To the north of the lake are the Kungey (“sunny”) Ala-Too Mountains, and to the south are the Terskey (“shady”) Ala-Too Mountains. There are several famous gorges around the lake, including Boom Gorge, which the highway from Bishkek winds through. To the north of the lake are Grigorevka Gorge and Kyrchyn Gorge, and to the south are Barskoon and Fairytale (Skazka) Canyon. Near Karakol, at the eastern end of the lake, is Jeti Oguz, a famous red sandstone formation. Altyn Arashan is a perfect combination of trek plus a visit to hot springs to relax your tired muscles. Many treks leave out of Karakol into the surrounding mountains, some reaching as far as Khan Tengri and Pobeda Peak, the two highest mountains in Kyrgyzstan.

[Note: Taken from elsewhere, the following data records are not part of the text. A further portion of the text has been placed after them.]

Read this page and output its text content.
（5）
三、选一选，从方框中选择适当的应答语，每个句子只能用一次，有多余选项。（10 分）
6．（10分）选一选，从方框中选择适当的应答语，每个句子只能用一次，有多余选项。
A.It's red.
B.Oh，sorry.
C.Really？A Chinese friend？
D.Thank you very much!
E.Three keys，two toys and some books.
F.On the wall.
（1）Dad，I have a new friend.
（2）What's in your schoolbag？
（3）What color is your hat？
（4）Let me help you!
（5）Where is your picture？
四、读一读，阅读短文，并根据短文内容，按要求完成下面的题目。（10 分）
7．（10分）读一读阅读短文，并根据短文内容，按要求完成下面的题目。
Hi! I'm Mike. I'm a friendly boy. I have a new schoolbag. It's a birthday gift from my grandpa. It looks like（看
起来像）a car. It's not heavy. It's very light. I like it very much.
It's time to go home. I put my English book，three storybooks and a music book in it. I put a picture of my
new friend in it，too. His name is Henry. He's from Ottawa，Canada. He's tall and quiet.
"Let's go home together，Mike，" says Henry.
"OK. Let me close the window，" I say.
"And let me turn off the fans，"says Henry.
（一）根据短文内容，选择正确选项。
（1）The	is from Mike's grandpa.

Many parts of the shoreline are sandy beaches, which is why many people flock to Lake Issyk-Kul in the summer (the region tends to be a little cooler than Bishkek, providing relief from the summer heat). Some parts are also marshland, which is why Lake Issyk-Kul is a protected marshland and a UNESCO Biosphere Reserve. There are also hot springs and a saline lake near the shores, which are popular among those who seek health and spa treatments. Salty Lake, on the south shore, is well-known for its very salty waters (like the Dead Sea), and people come to float and to use the water for medicinal purposes.

Tourism has been actively promoted since Soviet times, with resorts and hotels built along the shores. Today, there are a wide variety of options of places to stay, from yurt camps to luxury resorts and cottages. Cholpon-Ata is filled with vacationers in the summer, and boasts an open-air petroglyph museum. Both Cholpon-Ata and Karakol have museums displaying artifacts that tell the history of Issyk-Kul. In the winter, Karakol is famous for its ski resorts. The wooden church and Dungan mosque in Karakol are essential places to visit for those interested in the rich history of Issyk-Kul.